Chris: How can people obtain copies of your book and connect with you?
Beverly: The book is available on Amazon. Also, they can contact me via the Wellsprings website (wellspringsga.com) or The Ark Family Preservation Center website (thearkfamily.org) by leaving me a message.
They may also email me directly at: boxley@wellspringsga.com
I have absorbed all the costs of printing the book, so ALL the proceeds from sales of my book go directly to the Ark.
Thank you, Chris, for taking time for this interview. I pray that God brings beauty out of ashes and turns wailing into dancing in the lives of many readers and listeners.
Dr. Oxley is the best! May God continue to minister to others through her — her actions/examples and her words. I’m thankful she made time to capture her memoirs!
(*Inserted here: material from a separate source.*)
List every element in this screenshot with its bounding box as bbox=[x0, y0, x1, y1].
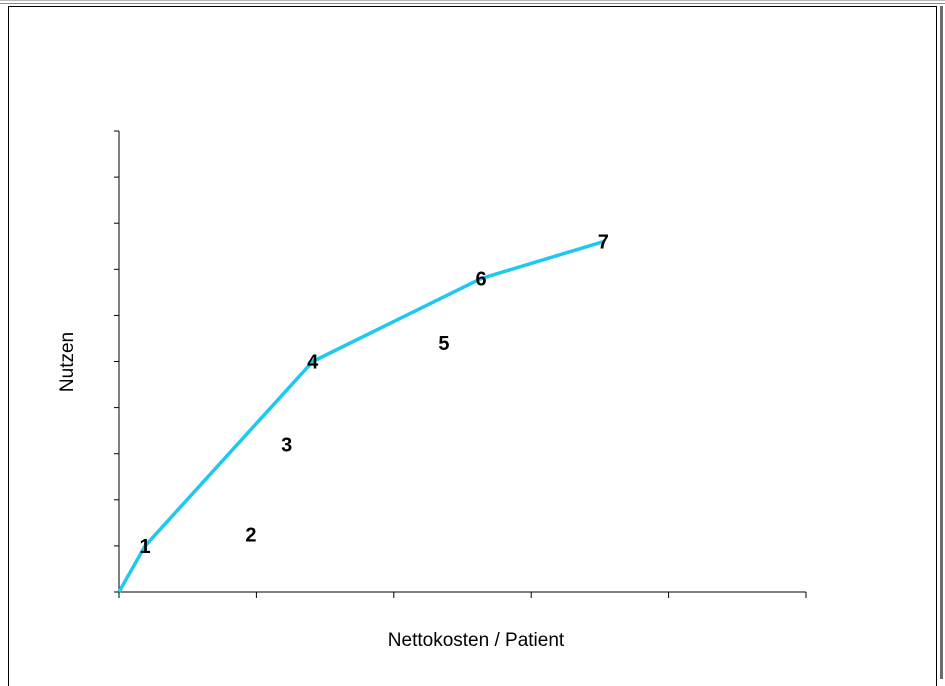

And thank you, Chris, for “hounding” her, I mean encouraging her, to write her story!
What a wonderful and insightful interview. I love how she described prophetic words coming to pass…that we are often well into the fruition of that word before we even realize it. There’s nothing we can do to take credit for it. He brought it to fullness in a way that is entirely the Lord, not us.
Thank you so much for sharing this wonderful chat with one of God’s daughters.